Thursday, September 19, 2013

Ninth Circuit Rejects Constitutional Challenge to California’s Low Carbon Fuel Standard

On September 18, the Ninth Circuit handed a major victory to the California’s program to control greenhouse gas emissions from transportation fuels, turning aside constitutional challenges to the program brought by ethanol and petroleum industry interests in Rocky Mountain Farmers Union v. Corey (No. 12-15131).

The case arose from rulings in two separate actions in the Eastern District of California involving California’s “Low Carbon Fuel Standard.” The Low Carbon Fuel Standard is intended to reduce greenhouse gas emissions attributable to the sale of transportation fuel in California by 10 percent by 2020.  To achieve this goal, the California Air Resources Board (CARB) set “carbon intensity” standards for different fuel feedstocks, which distinguished on a geographic basis among different ethanol sources and different categories of crude oil.  The district court found that the application of Low Carbon Fuel Standards to out-of-state ethanol and crude oil production violated the Dormant Commerce Clause of the U.S. Constitution by (1) facially discriminating against out-of-state ethanol, (2) impermissibly engaging in the extraterritorial regulation of ethanol produced outside of California, and (3) having the purpose and effect of discriminating against out-of-state crude oil production.
By a 2-1 vote, the Ninth Circuit reversed all three of these rulings.  In a strongly worded opinion, Judge Gould recognized California’s authority to “create a market that recognizes the harmful costs of products with high carbon intensity,” observing that “[t]he Commerce Clause does not protect Plaintiffs’ ability to make others pay for the hidden harms of their products merely because those products are shipped across state lines.”
The panel remanded to the district court with instructions to determine whether the Low Carbon Fuel Standard’s ethanol provisions have the purpose and effect of discriminating against interstate commerce, and if not, to apply the balancing test set forth in Pike v.
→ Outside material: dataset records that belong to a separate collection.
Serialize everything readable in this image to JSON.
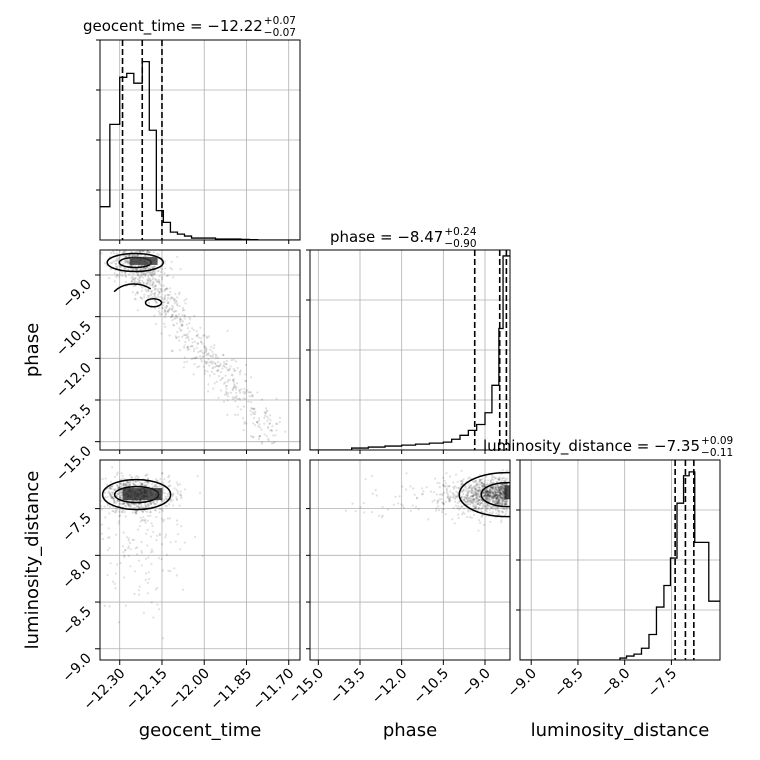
{
  "chart_data": {
    "type": "corner",
    "parameters": [
      "geocent_time",
      "phase",
      "luminosity_distance"
    ],
    "axis_labels": [
      "geocent_time",
      "phase",
      "luminosity_distance"
    ],
    "ranges": {
      "geocent_time": [
        -12.37,
        -11.66
      ],
      "phase": [
        -15.3,
        -8.1
      ],
      "luminosity_distance": [
        -9.12,
        -6.98
      ]
    },
    "ticks": {
      "geocent_time": [
        -12.3,
        -12.15,
        -12.0,
        -11.85,
        -11.7
      ],
      "phase_x": [
        -15.0,
        -13.5,
        -12.0,
        -10.5,
        -9.0
      ],
      "phase_y": [
        -9.0,
        -10.5,
        -12.0,
        -13.5,
        -15.0
      ],
      "luminosity_distance_x": [
        -9.0,
        -8.5,
        -8.0,
        -7.5
      ],
      "luminosity_distance_y": [
        -7.5,
        -8.0,
        -8.5,
        -9.0
      ]
    },
    "tick_labels": {
      "geocent_time": [
        "−12.30",
        "−12.15",
        "−12.00",
        "−11.85",
        "−11.70"
      ],
      "phase_x": [
        "−15.0",
        "−13.5",
        "−12.0",
        "−10.5",
        "−9.0"
      ],
      "phase_y": [
        "−9.0",
        "−10.5",
        "−12.0",
        "−13.5",
        "−15.0"
      ],
      "luminosity_distance_x": [
        "−9.0",
        "−8.5",
        "−8.0",
        "−7.5"
      ],
      "luminosity_distance_y": [
        "−7.5",
        "−8.0",
        "−8.5",
        "−9.0"
      ]
    },
    "titles": [
      {
        "param": "geocent_time",
        "text": "geocent_time = −12.22",
        "plus": "+0.07",
        "minus": "−0.07"
      },
      {
        "param": "phase",
        "text": "phase = −8.47",
        "plus": "+0.24",
        "minus": "−0.90"
      },
      {
        "param": "luminosity_distance",
        "text": "luminosity_distance = −7.35",
        "plus": "+0.09",
        "minus": "−0.11"
      }
    ],
    "quantiles": {
      "geocent_time": [
        -12.29,
        -12.22,
        -12.15
      ],
      "phase": [
        -9.37,
        -8.47,
        -8.23
      ],
      "luminosity_distance": [
        -7.46,
        -7.35,
        -7.26
      ]
    },
    "histograms": {
      "geocent_time": {
        "edges": [
          -12.37,
          -12.335,
          -12.3,
          -12.275,
          -12.25,
          -12.22,
          -12.195,
          -12.17,
          -12.145,
          -12.12,
          -12.095,
          -12.07,
          -12.045,
          -12.015,
          -11.99,
          -11.96,
          -11.93,
          -11.9,
          -11.87,
          -11.84,
          -11.81,
          -11.66
        ],
        "counts": [
          0.17,
          0.59,
          0.83,
          0.85,
          0.8,
          0.91,
          0.56,
          0.15,
          0.09,
          0.04,
          0.03,
          0.02,
          0.01,
          0.01,
          0.01,
          0.005,
          0.005,
          0.005,
          0.003,
          0.002,
          0.0
        ]
      },
      "phase": {
        "edges": [
          -15.3,
          -13.8,
          -13.2,
          -12.6,
          -12.0,
          -11.5,
          -11.0,
          -10.5,
          -10.2,
          -9.9,
          -9.6,
          -9.3,
          -9.0,
          -8.75,
          -8.5,
          -8.35,
          -8.1
        ],
        "counts": [
          0.0,
          0.01,
          0.015,
          0.02,
          0.025,
          0.03,
          0.035,
          0.04,
          0.055,
          0.075,
          0.1,
          0.13,
          0.19,
          0.33,
          0.62,
          0.99
        ]
      },
      "luminosity_distance": {
        "edges": [
          -9.12,
          -8.05,
          -7.98,
          -7.9,
          -7.82,
          -7.74,
          -7.66,
          -7.58,
          -7.51,
          -7.44,
          -7.37,
          -7.31,
          -7.25,
          -7.18,
          -7.1,
          -6.98
        ],
        "counts": [
          0.0,
          0.01,
          0.02,
          0.03,
          0.06,
          0.13,
          0.27,
          0.38,
          0.52,
          0.8,
          0.94,
          0.96,
          0.6,
          0.6,
          0.3
        ]
      }
    },
    "scatter_density": {
      "phase_vs_geocent_time": "dense cluster near geocent_time -12.25 / phase -8.6, with a tail extending to geocent_time -11.7 / phase -15",
      "luminosity_distance_vs_geocent_time": "dense cluster near geocent_time -12.25 / luminosity_distance -7.3",
      "luminosity_distance_vs_phase": "dense cluster near phase -8.3 / luminosity_distance -7.35"
    },
    "grid": true
  }
}
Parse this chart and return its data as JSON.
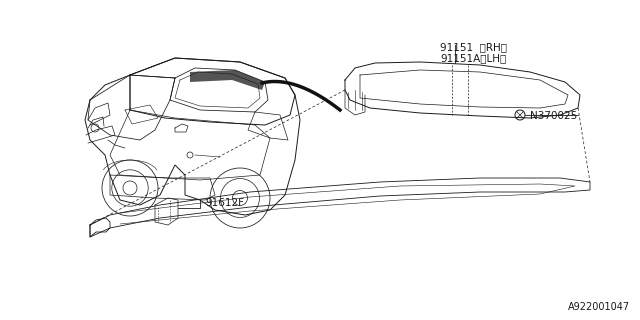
{
  "bg_color": "#ffffff",
  "line_color": "#1a1a1a",
  "dark_color": "#333333",
  "label_91151": "91151  〈RH〉",
  "label_91151a": "91151A〈LH〉",
  "label_N370025": "N370025",
  "label_91612F": "91612F",
  "footnote": "A922001047",
  "font_size": 7.5
}
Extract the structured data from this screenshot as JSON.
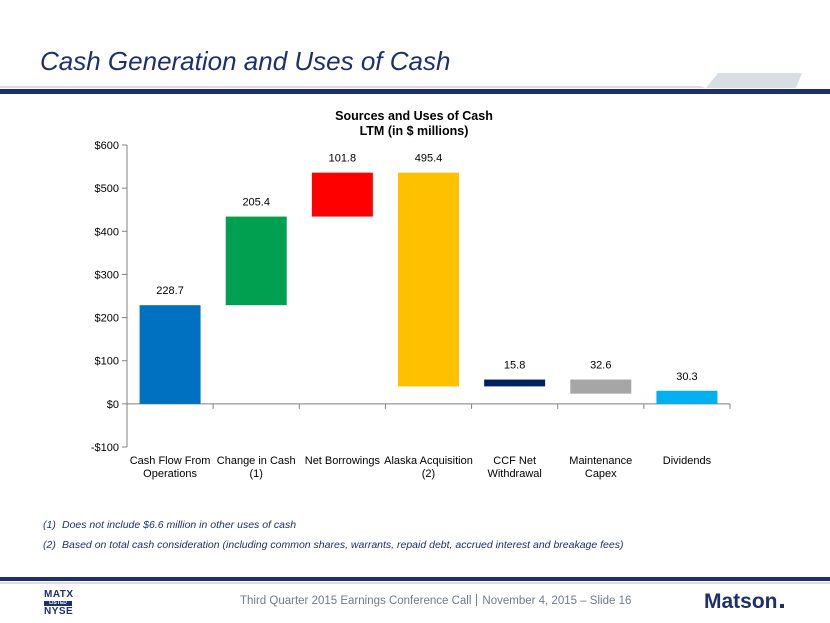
{
  "slide": {
    "title": "Cash Generation and Uses of Cash"
  },
  "colors": {
    "title": "#1d2f6f",
    "band_blue": "#1d2f6f",
    "band_light": "#d9dde4",
    "footer_text": "#6f7a8a"
  },
  "chart_data": {
    "type": "waterfall",
    "title": "Sources and Uses of Cash",
    "subtitle": "LTM (in $ millions)",
    "ylim": [
      -100,
      600
    ],
    "yticks": [
      -100,
      0,
      100,
      200,
      300,
      400,
      500,
      600
    ],
    "ytick_labels": [
      "-$100",
      "$0",
      "$100",
      "$200",
      "$300",
      "$400",
      "$500",
      "$600"
    ],
    "grid": false,
    "legend": "none",
    "bars": [
      {
        "label": [
          "Cash Flow From",
          "Operations"
        ],
        "start": 0,
        "end": 228.7,
        "value_label": "228.7",
        "color": "#0070c0"
      },
      {
        "label": [
          "Change in Cash",
          "(1)"
        ],
        "start": 228.7,
        "end": 434.1,
        "value_label": "205.4",
        "color": "#00a050"
      },
      {
        "label": [
          "Net Borrowings"
        ],
        "start": 434.1,
        "end": 535.9,
        "value_label": "101.8",
        "color": "#ff0000"
      },
      {
        "label": [
          "Alaska Acquisition",
          "(2)"
        ],
        "start": 535.9,
        "end": 40.5,
        "value_label": "495.4",
        "color": "#ffc000"
      },
      {
        "label": [
          "CCF Net",
          "Withdrawal"
        ],
        "start": 40.5,
        "end": 56.3,
        "value_label": "15.8",
        "color": "#002060"
      },
      {
        "label": [
          "Maintenance",
          "Capex"
        ],
        "start": 56.3,
        "end": 23.7,
        "value_label": "32.6",
        "color": "#a6a6a6"
      },
      {
        "label": [
          "Dividends"
        ],
        "start": 30.3,
        "end": 0,
        "value_label": "30.3",
        "color": "#00b0f0"
      }
    ]
  },
  "notes": [
    {
      "num": "(1)",
      "text": "Does not include $6.6 million in other uses of cash"
    },
    {
      "num": "(2)",
      "text": "Based on total cash consideration (including common shares, warrants, repaid debt, accrued interest and breakage fees)"
    }
  ],
  "footer": {
    "ticker_top": "MATX",
    "ticker_mid": "LISTED",
    "ticker_bottom": "NYSE",
    "left_text": "Third Quarter 2015 Earnings Conference Call",
    "right_text": "November 4, 2015 – Slide 16",
    "logo": "Matson"
  }
}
Bruce Church, Inc., 397 U.S. 137 (1970).  The panel also instructed the district court to apply the Pike balancing test to the standard’s crude oil provisions.
The panel affirmed the district court’s holding that the provision of the federal Clean Air Act saving California’s motor vehicle emissions standards from preemption (Section 211(c)(4)(b)) does not authorize the Low Carbon Fuel Standard under the Commerce Clause.